It’s no secret that at the highest levels of sport, some athletes, trainers, coaches and administrators do whatever it takes to win. But in an era where that can been seen and emulated within our local sports leagues, and sometimes even in to our own backyards, is it time we ask the question: Is the win-at-all-costs mindset ruining youth sports?
There is a misconception that higher levels of hockey bring in more extreme reactions from parents, and that is not the case according to Richard Monette, publisher and editor-in-chief of Active for Life. His professional activities span the disciplines of business, sport psychology and education. He is part of the B2ten leadership team and leads the Active for Life initiative.
“There is a quiet majority of parents for who winning is not the ultimate result,” said Monette. “I think there is a very vocal minority of parents and coaches for who winning at all costs is really important. I think they’re a bit more vocal than they used to be.”
It’s about defining and understanding what ‘success’ means in minor hockey. Balancing fun and development with the desire for healthy competition and growth is key for a positive hockey experience.
“There’s winning in the short term and success in the long term and often, winning right now, all the time, doesn’t lead to success in the long term. There’s a lot to be learned through different aspects of competing. Winning in itself is not a bad thing, it’s how you act as you’re trying to win and how you react to your defeat and your challenges that makes the difference.”

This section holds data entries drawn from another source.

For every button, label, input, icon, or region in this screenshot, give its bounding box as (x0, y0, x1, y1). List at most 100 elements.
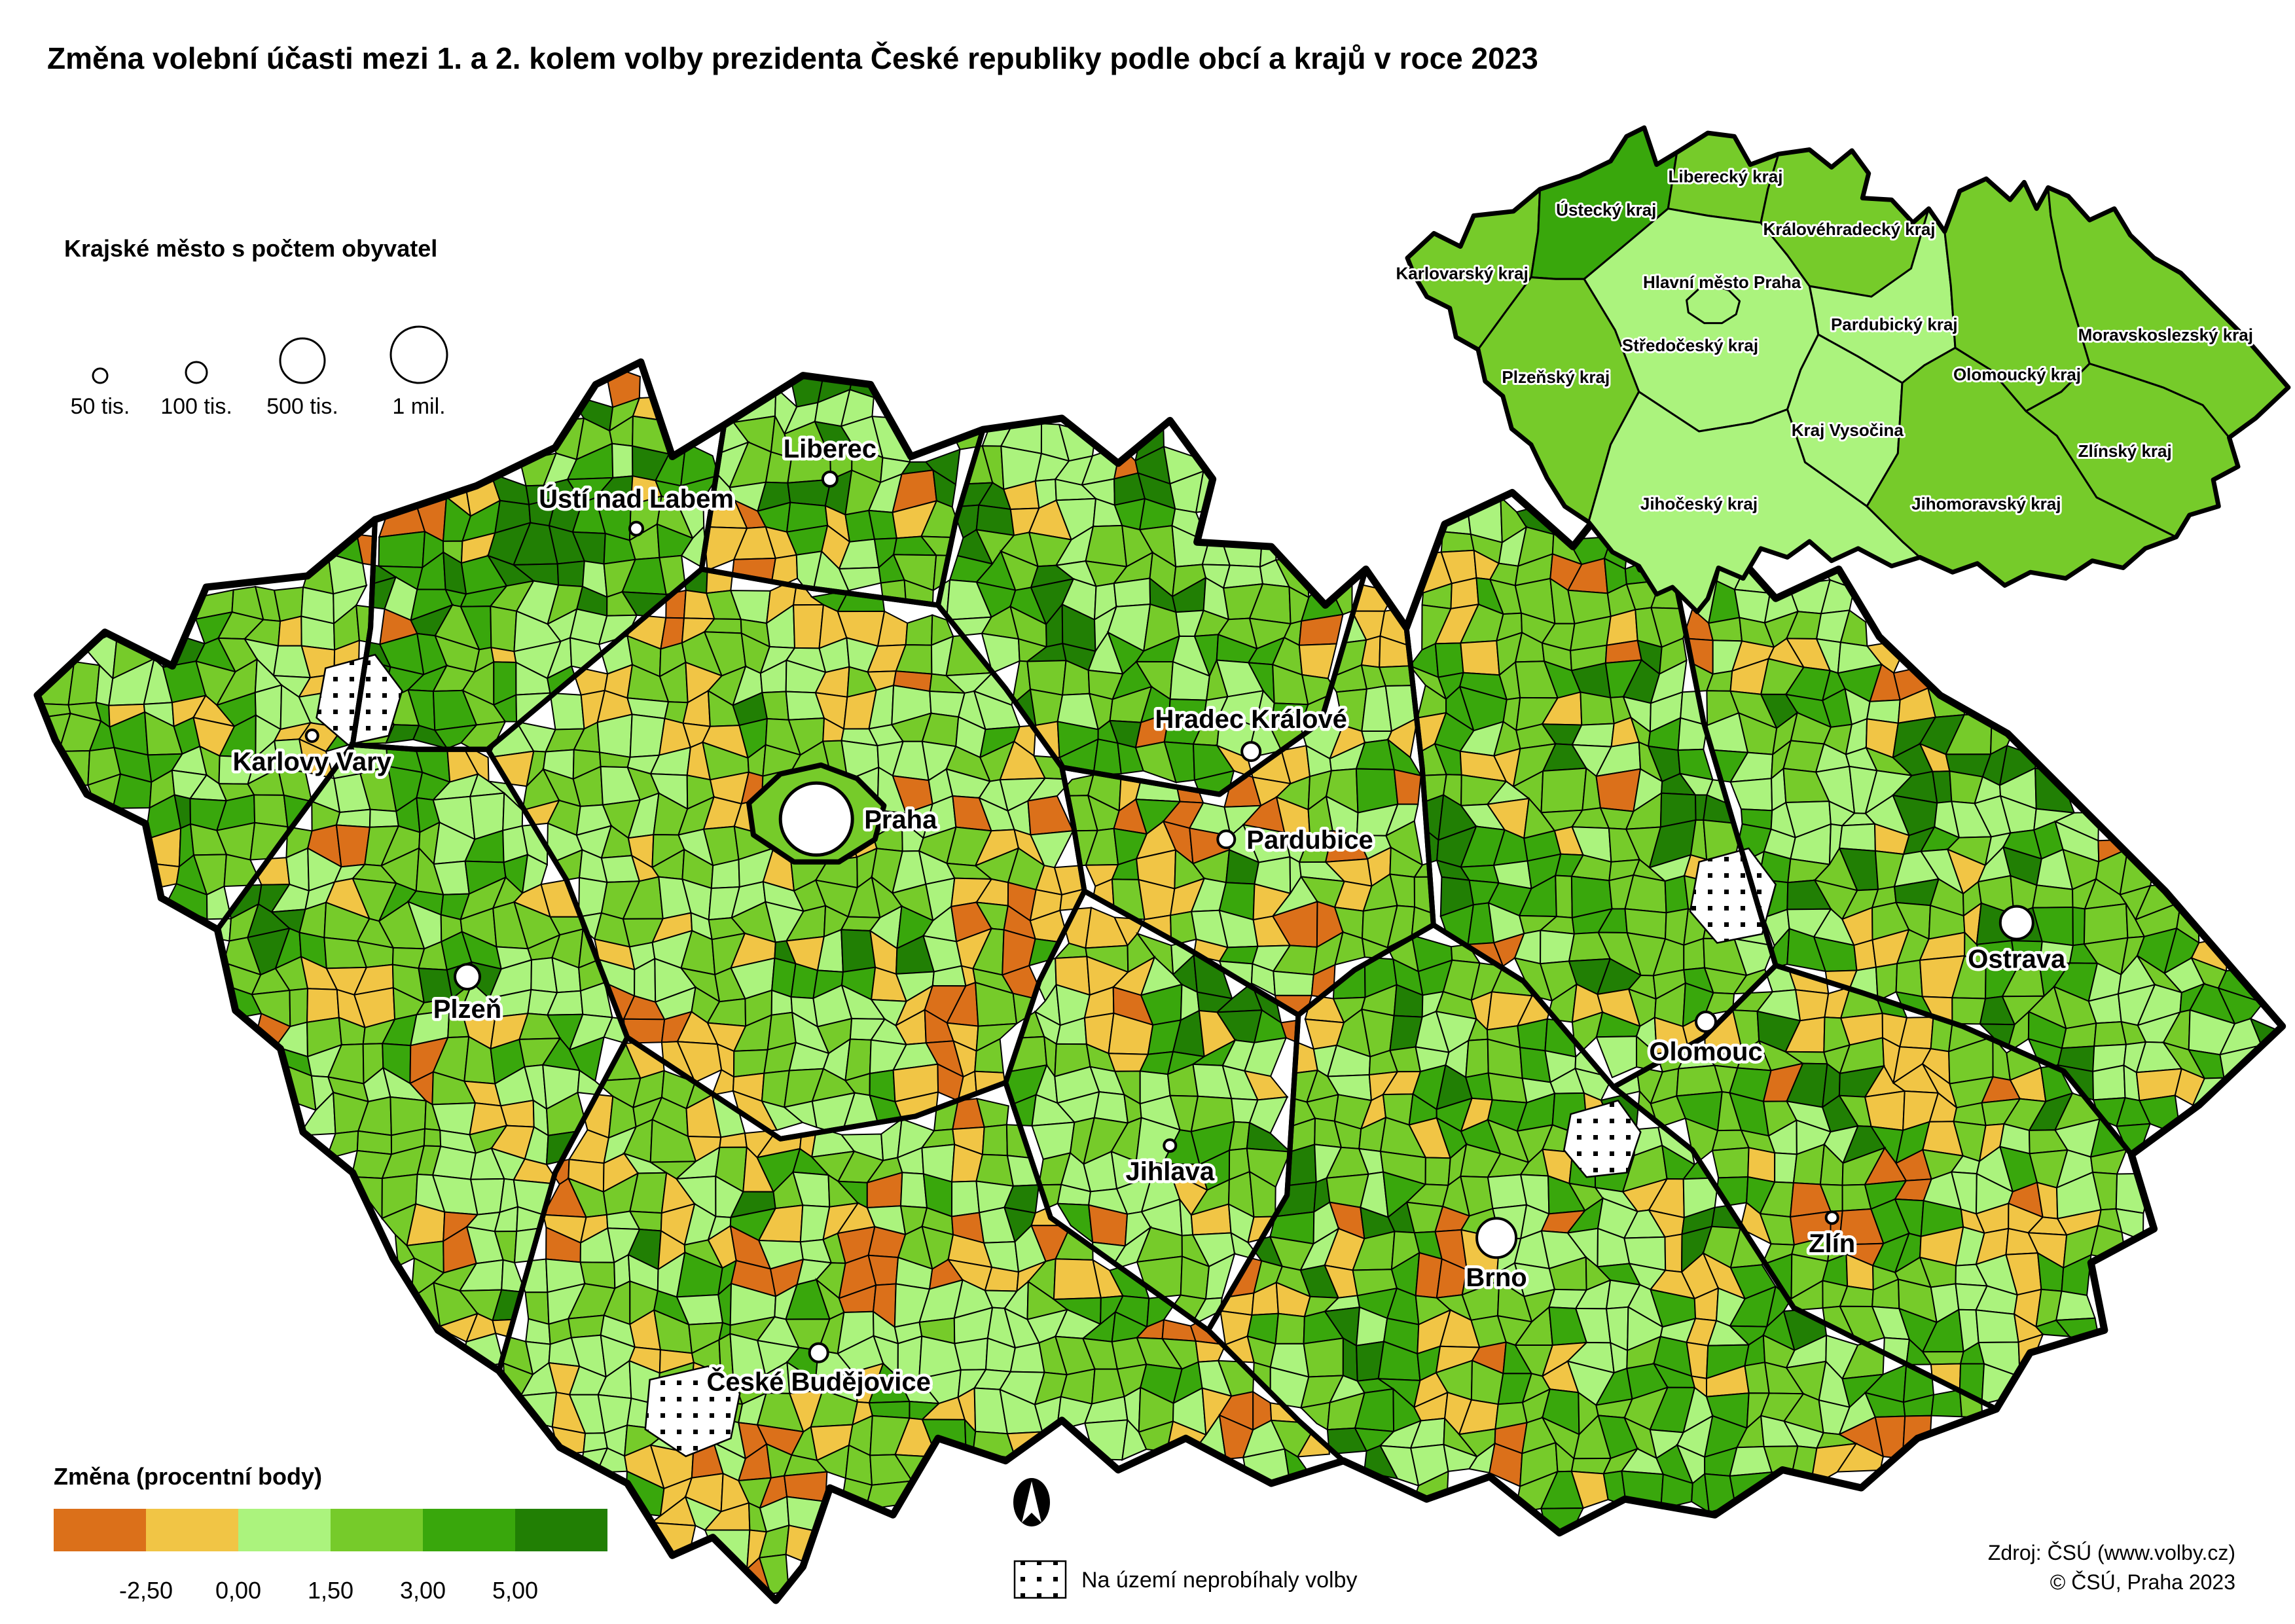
size-legend-label-1: 100 tis. (160, 394, 232, 419)
municipality-cell (306, 988, 340, 1023)
municipality-cell (1298, 643, 1338, 679)
color-legend-title: Změna (procentní body) (54, 1463, 322, 1490)
no-vote-area (1563, 1099, 1642, 1178)
source-line-2: © ČSÚ, Praha 2023 (2050, 1570, 2235, 1594)
city-marker-Hradec Králové (1240, 741, 1262, 763)
inset-country-outline (1405, 125, 2291, 615)
city-label-Hradec Králové: Hradec Králové (1155, 705, 1346, 734)
city-marker-Jihlava (1163, 1138, 1178, 1153)
city-label-Jihlava: Jihlava (1125, 1157, 1214, 1186)
municipality-cell (1664, 1233, 1683, 1273)
municipality-cell (335, 808, 371, 828)
municipality-cell (423, 1128, 442, 1147)
municipality-cell (1274, 1181, 1317, 1218)
municipality-cell (1093, 738, 1122, 776)
municipality-cell (1033, 721, 1060, 759)
municipality-cell (1053, 864, 1085, 896)
inset-label-MS: Moravskoslezský kraj (2078, 325, 2253, 345)
color-swatch-3 (331, 1509, 423, 1551)
municipality-cell (283, 794, 313, 832)
size-legend-label-3: 1 mil. (392, 394, 445, 419)
city-label-Ústí nad Labem: Ústí nad Labem (539, 484, 734, 514)
city-marker-Olomouc (1695, 1010, 1717, 1033)
municipalities-OL (1406, 496, 1776, 1079)
city-label-Olomouc: Olomouc (1649, 1038, 1762, 1066)
municipality-cell (1838, 823, 1876, 852)
municipality-cell (840, 929, 876, 973)
tick-1-50: 1,50 (308, 1577, 353, 1604)
municipality-cell (431, 1146, 477, 1180)
inset-label-VY: Kraj Vysočina (1792, 420, 1904, 440)
municipality-cell (2092, 1064, 2126, 1101)
inset-label-KV: Karlovarský kraj (1396, 263, 1528, 283)
municipality-cell (1540, 767, 1587, 814)
color-swatch-1 (146, 1509, 238, 1551)
city-size-legend: Krajské město s počtem obyvatel 50 tis. 1… (64, 235, 448, 419)
municipalities-SC (488, 569, 1085, 1136)
inset-label-PA: Pardubický kraj (1831, 314, 1958, 334)
municipality-cell (1393, 768, 1422, 805)
tick-5-00: 5,00 (492, 1577, 538, 1604)
city-label-Karlovy Vary: Karlovy Vary (233, 748, 392, 776)
municipality-cell (1303, 1337, 1344, 1378)
municipality-cell (1085, 524, 1128, 568)
municipalities-JC (499, 1038, 1330, 1595)
municipality-cell (1465, 1038, 1489, 1079)
city-marker-Brno (1475, 1217, 1518, 1259)
city-label-České Budějovice: České Budějovice (707, 1367, 931, 1397)
municipality-cell (954, 1337, 988, 1371)
municipality-cell (1580, 691, 1615, 726)
inset-label-JM: Jihomoravský kraj (1911, 494, 2061, 514)
size-legend-circle-3 (389, 325, 448, 384)
municipality-cell (1084, 1419, 1129, 1461)
city-label-Praha: Praha (864, 805, 937, 834)
municipality-cell (1274, 1312, 1305, 1344)
municipality-cell (596, 713, 633, 758)
municipality-cell (67, 660, 101, 706)
municipality-cell (611, 442, 634, 478)
municipality-cell (2032, 884, 2074, 909)
municipality-cell (490, 605, 518, 653)
municipality-cell (1273, 970, 1314, 996)
city-label-Liberec: Liberec (784, 435, 876, 463)
inset-label-OL: Olomoucký kraj (1953, 365, 2081, 384)
no-vote-legend: Na území neprobíhaly volby (1013, 1560, 1357, 1599)
color-swatch-5 (515, 1509, 607, 1551)
size-legend-title: Krajské město s počtem obyvatel (64, 235, 437, 262)
city-marker-Liberec (821, 470, 839, 488)
no-vote-area (1689, 847, 1777, 944)
municipality-cell (1747, 1147, 1776, 1183)
country-outline (33, 358, 2286, 1604)
municipality-cell (1440, 531, 1475, 553)
municipality-cell (1450, 577, 1479, 610)
municipality-cell (273, 586, 304, 623)
city-label-Zlín: Zlín (1809, 1229, 1855, 1258)
municipalities-JM (1217, 934, 1983, 1533)
municipality-cell (1975, 1309, 2019, 1344)
municipality-cell (378, 530, 426, 568)
municipality-cell (2055, 1290, 2096, 1322)
municipality-cell (950, 1180, 981, 1218)
municipality-cell (1460, 640, 1500, 676)
municipality-cell (1342, 1337, 1358, 1382)
municipality-cell (1424, 1157, 1451, 1186)
north-arrow-icon (1013, 1478, 1050, 1526)
source-credit: Zdroj: ČSÚ (www.volby.cz) © ČSÚ, Praha 2… (1988, 1541, 2235, 1594)
municipality-cell (2083, 903, 2129, 945)
municipality-cell (568, 1314, 605, 1339)
municipalities-VY (1005, 907, 1299, 1327)
city-marker-Pardubice (1216, 829, 1237, 850)
tick-0-00: 0,00 (215, 1577, 261, 1604)
tick-3-00: 3,00 (400, 1577, 446, 1604)
city-label-Brno: Brno (1466, 1263, 1527, 1292)
municipality-cell (1595, 768, 1642, 812)
no-vote-label: Na území neprobíhaly volby (1081, 1568, 1357, 1593)
municipalities-HK (938, 418, 1353, 795)
municipality-cell (761, 691, 789, 721)
size-legend-label-0: 50 tis. (71, 394, 130, 419)
municipality-cell (899, 1172, 928, 1209)
municipality-cell (981, 1124, 1008, 1157)
city-label-Pardubice: Pardubice (1246, 825, 1373, 854)
municipality-cell (277, 615, 302, 647)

Can you win from losing? There are life lessons that come from defeat. Learning to lose graciously and working hard to improve are all a part of what Monette describes as a ‘growth mindset’. The positives that come from players realizing that they could’ve done better or worked more on their skills outweigh a player thinking that there is nothing left to improve upon because of how easily wins may have come to them.
There are many parents who understand that it’s about fun, developing kids and building up resilience. Despite the famous stories of athletes like Tiger Woods who specialized in one sport early at a young age, there is a growing trend of those who are now changing the focus on the importance of creating multi-sport athletes and the cautions of preventing over-use injuries.